As frenetic as a burlesque enfolded in velvet, satin, and fishnet stockings, the world whirls around me, pulling at me with its intoxicating gravity. Entering the dance would mean leaving my vantage as anthropologist and going native.
I would be unique among the uniques.
Then I would belong.
I would be.
I would.
 
A tidal wash of roaring need sweeps selfhood downriver.
Succumb the watersprites urge,
their voices like the rushing thrust of water
as it races madly over the falls, succumb.
Do you?
Don't you?
Do you?
Don't you?
Do you?
Don't you?
Is all life always and forever like picking petals from a daisy to foretell one's future?
 
Succumb, submit
Give it all
Or a little bit

Like the pain in the river
and the soft light scatters

Washes me down
washes me away
Flush it all away
AWAY
 
Joyful laughter as hot streaming rivers of water race madly down my body.
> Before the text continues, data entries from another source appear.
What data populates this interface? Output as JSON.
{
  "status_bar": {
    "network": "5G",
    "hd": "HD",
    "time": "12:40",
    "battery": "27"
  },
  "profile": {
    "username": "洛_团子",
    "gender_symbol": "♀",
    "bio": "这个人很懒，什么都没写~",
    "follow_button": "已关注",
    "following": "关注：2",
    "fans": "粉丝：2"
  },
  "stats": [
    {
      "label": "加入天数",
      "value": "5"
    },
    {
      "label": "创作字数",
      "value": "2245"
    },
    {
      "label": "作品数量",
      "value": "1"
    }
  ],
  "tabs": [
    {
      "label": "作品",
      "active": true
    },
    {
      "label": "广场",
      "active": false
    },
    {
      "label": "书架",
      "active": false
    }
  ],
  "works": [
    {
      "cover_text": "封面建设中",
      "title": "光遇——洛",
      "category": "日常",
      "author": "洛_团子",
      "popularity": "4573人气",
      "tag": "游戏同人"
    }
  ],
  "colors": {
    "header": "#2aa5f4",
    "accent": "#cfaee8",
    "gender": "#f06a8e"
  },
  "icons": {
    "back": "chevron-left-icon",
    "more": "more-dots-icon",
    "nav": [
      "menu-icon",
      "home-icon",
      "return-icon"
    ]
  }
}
Drink it, splash it, revel in it's abundance as it steams up the bathroom mirror and scrubs my soul. Clean. Ah - how good it is to be clean, smooth and tender and sound in mind and body. So i think, anyway. Who's really the judge of such matters?
 
hot streaming water cascading down
cleansing
caressing
streaming down the contours of the body
seeking a path to nowhere

Each bubble of
memories fills up and then drains
after it has soaked into action.
Leaving me
pruned, , without
a recollection of purpose

Who's really the judge of such matters?